К веранде бодро шагал высокий, широкой кости мужчина лет около пятидесяти. За ним еле поспевал коноваловский работник, спешащий доложить хозяевам о приезде гостей. Позади, никуда не торопясь, степенно шествовал совсем седой благообразный старик, похожий на епархиального владыку – такой же строгий и величественный.

– Никанор Алексеевич и Михаил Максимович пожаловали, – доложил мужик, сумевший-таки опередить своевольного гостя. Тот, увидев хозяев, отставил в сторону трость и широко раскинул руки, словно собираясь обнять сидящих на веранде:

– Александр Петрович! Позвольте засвидетельствовать моё глубочайшее почтение. Очень рад, что согласились принять. И Никанор Алексеевич со мной. Очень, говорит, хочу повидаться, нынче редко встречаемся.

– Я прикажу обед подавать, – сказала Екатерина Ивановна. – Покушайте с дороги.

– Екатерина Ивановна, не беспокойтесь, прошу вас. Мы сами из-за стола, не утруждайтесь. Нам бы дело обговорить, а о вашем хлебосольстве легенды ходят – потом не задремать бы, – гость громко рассмеялся.

Мама ушла в дом, чтобы не мешать беседе, Саша тоже было собрался, но дед показал ему, чтобы оставался. Матрёна тотчас же сноровисто расставила на столе наливки и какие-то кушанья.

– Здравствуй, Михаил Максимович, – сказал Александр Петрович.

– Что за юноша с вами? Внук? – спросил Кормилицын, поняв, что мальчик останется при их разговоре.

– Да, это внук – Александр Иванович Коновалов, – дед чуть подвинул юношу вперёд. – А это Михаил Максимович Кормилицын, купец 1-й гильдии, товарищ Никанора Алексеевича по мануфактурному делу.

– Ну, здравствуй, Александр Иванович, – Кормилицын протянул юноше руку, – Значит у деда учишься. Это правильно. Если сызмальства в дело вникаешь, на практике всё узнаёшь – это лучше всякого образования будет. Александр Петрович для нас всех лучший университет, у такого всем бы поучиться не зазорно.

Чувствовалось, что гость говорит любезности не совсем искренне, просто отдавая дань традициям. Слишком тороплива была его речь, слишком заметно желание побыстрее закончить положенный церемониал приветствия и приступить к делу. Наконец на веранду поднялся и второй гость.

– Здравствуй, Александр Петрович. Давненько мы с тобой не виделись. Вижу бодрость телесная тебя не оставляет, благодарение Господу. А я вот что-то совсем немощный стал. – Разорёнов обнял подошедшего Коновалова. А это неужели Саша, Ивана сын? Как вырос!

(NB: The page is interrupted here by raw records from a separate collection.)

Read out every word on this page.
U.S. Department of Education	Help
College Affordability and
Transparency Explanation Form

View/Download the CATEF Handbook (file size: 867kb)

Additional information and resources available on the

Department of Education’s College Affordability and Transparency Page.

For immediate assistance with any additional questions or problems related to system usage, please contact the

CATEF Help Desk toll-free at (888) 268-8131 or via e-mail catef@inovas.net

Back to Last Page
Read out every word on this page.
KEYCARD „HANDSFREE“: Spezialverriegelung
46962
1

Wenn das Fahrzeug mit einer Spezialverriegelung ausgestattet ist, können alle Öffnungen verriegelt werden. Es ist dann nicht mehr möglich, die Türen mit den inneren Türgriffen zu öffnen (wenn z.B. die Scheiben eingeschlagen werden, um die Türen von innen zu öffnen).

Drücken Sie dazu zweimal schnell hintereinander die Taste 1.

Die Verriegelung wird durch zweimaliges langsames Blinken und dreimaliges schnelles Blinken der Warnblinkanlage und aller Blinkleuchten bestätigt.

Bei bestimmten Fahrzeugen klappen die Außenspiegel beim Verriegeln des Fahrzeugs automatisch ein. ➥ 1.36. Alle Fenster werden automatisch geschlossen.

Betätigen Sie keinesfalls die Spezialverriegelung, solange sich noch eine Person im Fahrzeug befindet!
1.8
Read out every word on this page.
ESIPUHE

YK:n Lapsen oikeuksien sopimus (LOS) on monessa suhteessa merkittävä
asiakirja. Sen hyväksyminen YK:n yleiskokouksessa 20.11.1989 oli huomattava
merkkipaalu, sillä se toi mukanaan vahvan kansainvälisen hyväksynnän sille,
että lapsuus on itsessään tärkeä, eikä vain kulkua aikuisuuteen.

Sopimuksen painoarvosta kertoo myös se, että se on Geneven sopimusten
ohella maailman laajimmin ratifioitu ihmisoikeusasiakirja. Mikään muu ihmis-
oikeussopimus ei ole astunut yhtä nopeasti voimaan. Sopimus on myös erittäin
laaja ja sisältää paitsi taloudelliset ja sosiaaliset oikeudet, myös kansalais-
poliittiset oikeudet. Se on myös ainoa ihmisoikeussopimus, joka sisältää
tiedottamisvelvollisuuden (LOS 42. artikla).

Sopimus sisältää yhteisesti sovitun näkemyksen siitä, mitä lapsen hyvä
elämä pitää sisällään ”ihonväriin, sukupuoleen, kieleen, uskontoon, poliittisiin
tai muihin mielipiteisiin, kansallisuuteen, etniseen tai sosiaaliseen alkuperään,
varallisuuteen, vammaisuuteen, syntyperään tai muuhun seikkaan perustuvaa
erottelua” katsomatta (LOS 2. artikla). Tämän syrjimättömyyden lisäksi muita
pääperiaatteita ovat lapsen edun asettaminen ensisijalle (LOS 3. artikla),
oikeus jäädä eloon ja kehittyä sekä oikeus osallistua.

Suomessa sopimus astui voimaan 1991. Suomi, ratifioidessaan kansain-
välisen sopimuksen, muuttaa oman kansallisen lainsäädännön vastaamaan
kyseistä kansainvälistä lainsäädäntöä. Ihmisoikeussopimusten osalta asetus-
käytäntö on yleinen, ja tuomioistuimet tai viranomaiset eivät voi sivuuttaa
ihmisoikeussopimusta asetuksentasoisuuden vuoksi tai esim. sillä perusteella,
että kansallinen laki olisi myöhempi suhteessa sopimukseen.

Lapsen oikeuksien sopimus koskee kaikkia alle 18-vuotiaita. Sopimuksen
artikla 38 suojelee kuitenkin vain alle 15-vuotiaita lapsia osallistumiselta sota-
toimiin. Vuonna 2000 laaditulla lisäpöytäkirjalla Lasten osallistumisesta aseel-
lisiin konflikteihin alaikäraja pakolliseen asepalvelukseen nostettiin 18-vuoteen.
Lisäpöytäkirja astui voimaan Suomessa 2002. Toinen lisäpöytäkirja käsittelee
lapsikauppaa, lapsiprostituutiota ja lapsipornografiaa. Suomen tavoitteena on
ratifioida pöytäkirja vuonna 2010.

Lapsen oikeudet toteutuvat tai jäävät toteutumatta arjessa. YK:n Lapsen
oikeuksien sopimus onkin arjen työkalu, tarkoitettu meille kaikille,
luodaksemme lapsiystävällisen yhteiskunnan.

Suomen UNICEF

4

– Здравствуй, Никанор Алексеевич. Рад тебя видеть. Это внук, здесь посидит. Не помешает, думаю, он нашей беседе.

– Здравствуй, Александр Иванович. – старик Разорёнов пожал Саше руку, внимательно его рассматривая. – Не помешает, всё же о мануфактурах речь пойдёт. Уходит наше время, Александр Петрович. Вот уж, и смена растёт. И то сказать! Тебе днями сколько исполнилось? Семьдесят семь? А мне скоро семьдесят лет сравняется, если не помру раньше.

– Что вы такое говорите, Никанор Алексеевич. Мы все молимся, чтобы Господь вам многая лета послал, живите, нас наставляйте уму разуму, – сказал Михаил Максимович. Разорёнов только махнул на него рукой

– Ты сам кого хочешь наставишь. – пробурчал старик и сказал Коновалову-старшему: – Это Михаил побеседовать хотел. Что-то по фабричным делам, я не вникаю уже. Тебя вот повидать приехал.

Все расселись вокруг стола. На миг воцарилась тишина, только механизм больших напольных часов тикал в дому, считая секунды. Александр Петрович с Михаилом Максимовичем смотрели друг на друга – купец постарше спокойно и чуть устало, тот что моложе будто с досадой: как бы своё дело старику объяснить, чтобы тот согласился, да ещё много времени на это не потерять? Саша сидел на своём месте неловко. Ему было не по себе от того, что все восприняли его дедовым наследником. Он ещё толком и не понимает ничего. Какой из него преемник? Среди таких взрослых и тёртых фабрикантов Сашина неуверенность только росла.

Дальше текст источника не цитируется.